Kementerian Keuangan (Kemkeu) mencatat realisasi penerimaan pajak penghasilan (PPh) orang pribadi (OP) dan PPh 21 mencapai Rp 191,66 triliun hingga Oktober 2025. Angka ini turun 12,8% dibandingkan dengan periode sama tahun lalu.
Menurut Direktur Jenderal (Dirjen) Pajak Bimo Wijayanto, terkontraksinya penerimaan PPh ini imbas kebijakan tarif efektif rata-rata (TER) di awal 2025. Pada awal tahun, skema perhitungan PPh 21 melalui TER dinilai menimbulkan banyak masalah, baik bagi otoritas pajak, perusahaan, maupun karyawan.
Namun demikian, realisasi PPh 21 secara bruto mencapai Rp 214,6 triliun hingga Oktober 2025, naik 3,6% dibandingkan periode sama tahun sebelumnya.
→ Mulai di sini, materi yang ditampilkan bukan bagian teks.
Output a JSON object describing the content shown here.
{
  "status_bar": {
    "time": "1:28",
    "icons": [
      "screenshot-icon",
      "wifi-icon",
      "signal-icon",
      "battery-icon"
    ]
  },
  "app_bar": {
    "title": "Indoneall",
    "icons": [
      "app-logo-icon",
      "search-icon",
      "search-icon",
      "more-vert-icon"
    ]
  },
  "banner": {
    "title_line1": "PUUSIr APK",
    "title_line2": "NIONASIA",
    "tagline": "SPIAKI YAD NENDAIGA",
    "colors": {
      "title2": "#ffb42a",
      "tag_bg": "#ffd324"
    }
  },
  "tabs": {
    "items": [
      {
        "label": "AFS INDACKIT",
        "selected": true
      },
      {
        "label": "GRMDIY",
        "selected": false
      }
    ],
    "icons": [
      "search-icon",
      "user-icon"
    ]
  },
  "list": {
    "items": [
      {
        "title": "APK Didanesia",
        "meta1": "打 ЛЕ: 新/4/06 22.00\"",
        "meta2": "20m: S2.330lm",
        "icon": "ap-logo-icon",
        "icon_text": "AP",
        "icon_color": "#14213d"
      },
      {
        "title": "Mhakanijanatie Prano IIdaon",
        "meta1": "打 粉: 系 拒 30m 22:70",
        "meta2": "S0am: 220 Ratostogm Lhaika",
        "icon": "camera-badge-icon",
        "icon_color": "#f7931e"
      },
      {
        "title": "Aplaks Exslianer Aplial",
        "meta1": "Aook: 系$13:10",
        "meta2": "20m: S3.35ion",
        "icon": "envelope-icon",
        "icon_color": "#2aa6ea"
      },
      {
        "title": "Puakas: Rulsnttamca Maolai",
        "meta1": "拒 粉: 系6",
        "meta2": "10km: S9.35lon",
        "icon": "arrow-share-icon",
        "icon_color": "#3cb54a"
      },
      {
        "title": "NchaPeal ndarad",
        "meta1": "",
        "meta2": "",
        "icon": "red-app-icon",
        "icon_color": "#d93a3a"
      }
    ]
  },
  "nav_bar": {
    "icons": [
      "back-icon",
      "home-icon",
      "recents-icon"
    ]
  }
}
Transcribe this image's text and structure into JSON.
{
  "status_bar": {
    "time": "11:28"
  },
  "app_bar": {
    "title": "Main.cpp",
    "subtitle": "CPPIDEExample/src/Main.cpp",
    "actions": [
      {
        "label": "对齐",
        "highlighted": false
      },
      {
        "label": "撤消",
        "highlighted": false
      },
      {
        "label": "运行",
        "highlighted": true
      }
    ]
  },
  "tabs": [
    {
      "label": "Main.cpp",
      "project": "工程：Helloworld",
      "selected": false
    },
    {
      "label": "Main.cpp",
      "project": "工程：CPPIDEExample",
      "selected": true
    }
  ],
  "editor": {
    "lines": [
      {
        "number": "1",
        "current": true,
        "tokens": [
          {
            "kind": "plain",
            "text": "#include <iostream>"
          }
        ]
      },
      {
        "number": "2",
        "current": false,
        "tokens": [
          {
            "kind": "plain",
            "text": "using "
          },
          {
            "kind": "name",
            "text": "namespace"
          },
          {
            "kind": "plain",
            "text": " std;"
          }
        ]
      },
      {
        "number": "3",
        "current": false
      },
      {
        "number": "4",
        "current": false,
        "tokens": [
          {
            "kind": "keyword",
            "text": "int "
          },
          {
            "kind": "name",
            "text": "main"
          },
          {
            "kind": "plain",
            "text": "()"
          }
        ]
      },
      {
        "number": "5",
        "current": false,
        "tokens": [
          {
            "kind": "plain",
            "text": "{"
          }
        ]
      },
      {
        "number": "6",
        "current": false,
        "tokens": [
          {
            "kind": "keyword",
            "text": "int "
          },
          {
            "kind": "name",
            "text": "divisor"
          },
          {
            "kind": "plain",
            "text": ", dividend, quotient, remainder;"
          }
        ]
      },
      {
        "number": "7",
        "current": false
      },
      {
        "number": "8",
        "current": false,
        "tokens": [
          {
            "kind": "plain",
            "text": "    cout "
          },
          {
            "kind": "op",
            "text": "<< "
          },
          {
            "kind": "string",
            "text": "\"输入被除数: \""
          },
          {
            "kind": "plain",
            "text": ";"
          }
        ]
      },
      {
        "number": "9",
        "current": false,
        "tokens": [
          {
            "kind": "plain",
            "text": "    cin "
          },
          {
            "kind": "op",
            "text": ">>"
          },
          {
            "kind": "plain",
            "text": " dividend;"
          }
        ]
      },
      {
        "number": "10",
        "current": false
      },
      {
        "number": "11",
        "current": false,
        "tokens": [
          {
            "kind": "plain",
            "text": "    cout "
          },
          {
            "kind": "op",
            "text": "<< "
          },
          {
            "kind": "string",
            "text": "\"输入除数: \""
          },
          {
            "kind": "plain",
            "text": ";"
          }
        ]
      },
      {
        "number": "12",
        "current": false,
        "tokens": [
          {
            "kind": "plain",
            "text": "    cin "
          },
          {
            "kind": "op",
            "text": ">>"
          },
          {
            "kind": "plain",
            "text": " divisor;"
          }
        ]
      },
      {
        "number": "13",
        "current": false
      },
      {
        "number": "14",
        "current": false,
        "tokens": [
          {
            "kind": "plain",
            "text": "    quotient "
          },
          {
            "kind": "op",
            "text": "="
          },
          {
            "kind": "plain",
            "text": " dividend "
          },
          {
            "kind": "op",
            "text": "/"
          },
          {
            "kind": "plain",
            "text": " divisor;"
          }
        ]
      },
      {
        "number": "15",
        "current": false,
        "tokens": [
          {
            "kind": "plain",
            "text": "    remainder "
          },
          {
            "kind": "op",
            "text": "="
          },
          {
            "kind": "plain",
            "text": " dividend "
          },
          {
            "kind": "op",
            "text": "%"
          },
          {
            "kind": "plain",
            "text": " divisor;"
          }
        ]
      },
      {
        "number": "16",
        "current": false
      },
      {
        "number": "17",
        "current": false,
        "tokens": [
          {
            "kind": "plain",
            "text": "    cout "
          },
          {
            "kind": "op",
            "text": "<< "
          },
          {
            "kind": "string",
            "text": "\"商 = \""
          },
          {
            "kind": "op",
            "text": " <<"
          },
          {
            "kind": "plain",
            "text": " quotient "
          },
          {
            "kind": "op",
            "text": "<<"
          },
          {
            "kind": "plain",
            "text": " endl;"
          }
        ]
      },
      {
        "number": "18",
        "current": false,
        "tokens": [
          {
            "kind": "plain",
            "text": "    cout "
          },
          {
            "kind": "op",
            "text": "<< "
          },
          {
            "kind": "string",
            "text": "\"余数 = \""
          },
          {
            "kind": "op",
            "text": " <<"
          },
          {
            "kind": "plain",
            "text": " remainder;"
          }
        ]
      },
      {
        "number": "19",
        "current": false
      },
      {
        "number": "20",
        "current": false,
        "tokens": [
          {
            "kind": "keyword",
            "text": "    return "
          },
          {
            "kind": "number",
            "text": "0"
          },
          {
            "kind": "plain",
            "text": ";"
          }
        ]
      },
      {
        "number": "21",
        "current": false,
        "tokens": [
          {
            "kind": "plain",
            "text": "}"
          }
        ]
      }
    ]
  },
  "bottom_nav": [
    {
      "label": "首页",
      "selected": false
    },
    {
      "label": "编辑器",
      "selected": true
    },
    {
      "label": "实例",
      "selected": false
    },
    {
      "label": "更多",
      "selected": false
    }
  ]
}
Bimo menyebut, ini sejalan dengan jumlah penduduk bekerja yang mengalami peningkatan. Dari 145,77 juta pekerja pada Februari 2025, menjadi 146,54 juta pekerja pada Agustus 2025.
“Pertumbuhan PPh 21 sejalan dengan pertumbuhan penduduk bekerja, sejalan survei ekonomi nasional dan update Survei Angkatan Kerja Nasional Agustus 2025. Jumlah penduduk bekerja meningkat jadi 146,5 juta,” kata Bimo dalam rapat kerja bersama Komisi XI DPR, Senin (24/11).
Konsultan Pajak Botax Consulting Indonesia Raden Agus Suparman menilai, pеnyumbang terbesar penurunan PPh orang pribadi dan PPh Pasal 21 adalah penerimaan PPh Pasal 21. Ini terjadi lantaran pada tahun 2025 tercatat sejumlah pemutusan hubungan kerja (PHK) besar-besaran.
Berdasarkan data dari satu-data.kemnaker.go.id, jumlah karyawan terkena PHK sampai dengan bulan Oktober 2025 mencapai 70.244 dan terbanyak ada di Jawa Barat, yaitu sebanyak 15.657 pekerja. “Saya yakin, data sebenarnya pasti lebih banyak, karena tidak dilaporkan ke Kementerian Tenaga Kerja,” tandas Raden, Senin (24/11).
Akibat dari gelombang PHK tersebut, lanjut Raden, Ditjen Pajak kehilangan penerimaan PPh Pasal 21. “Perusahaan sebelumnya memotong PPh Pasal 21 dari buruh dan pegawainya, setelah PHK tidak lagi memotong PPh Pasal 21, atau pembayaran PPh Pasal 21 berkurang dari sebelum PΗΚ,” tambah Raden.
Direktur Eksekutif Center of Economic and Law Studies (Celios) Bhima Yudhistira menilai, pemerintah perlu menaikkan batas penghasilan tidak kena pajak (PTKP) yang diharapkan akan mendorong belanja masyarakat. Misalnya, menaikkan ke angka Rp 7,5 juta per bulan, dari yang saat ini Rp 4 juta per bulan.
“Jadi disposable incomenya bisa lebih besar dan itu justru akan memicu terjadinya pembukaan lapangan kerja di berbagai sektor-sektor lainnya,” kata Bhima, kemarin. Terlebih, pemerintah jarang memberikan insentif, meski PPh 21 yang dijadikan tumpuun penerimaan pajak.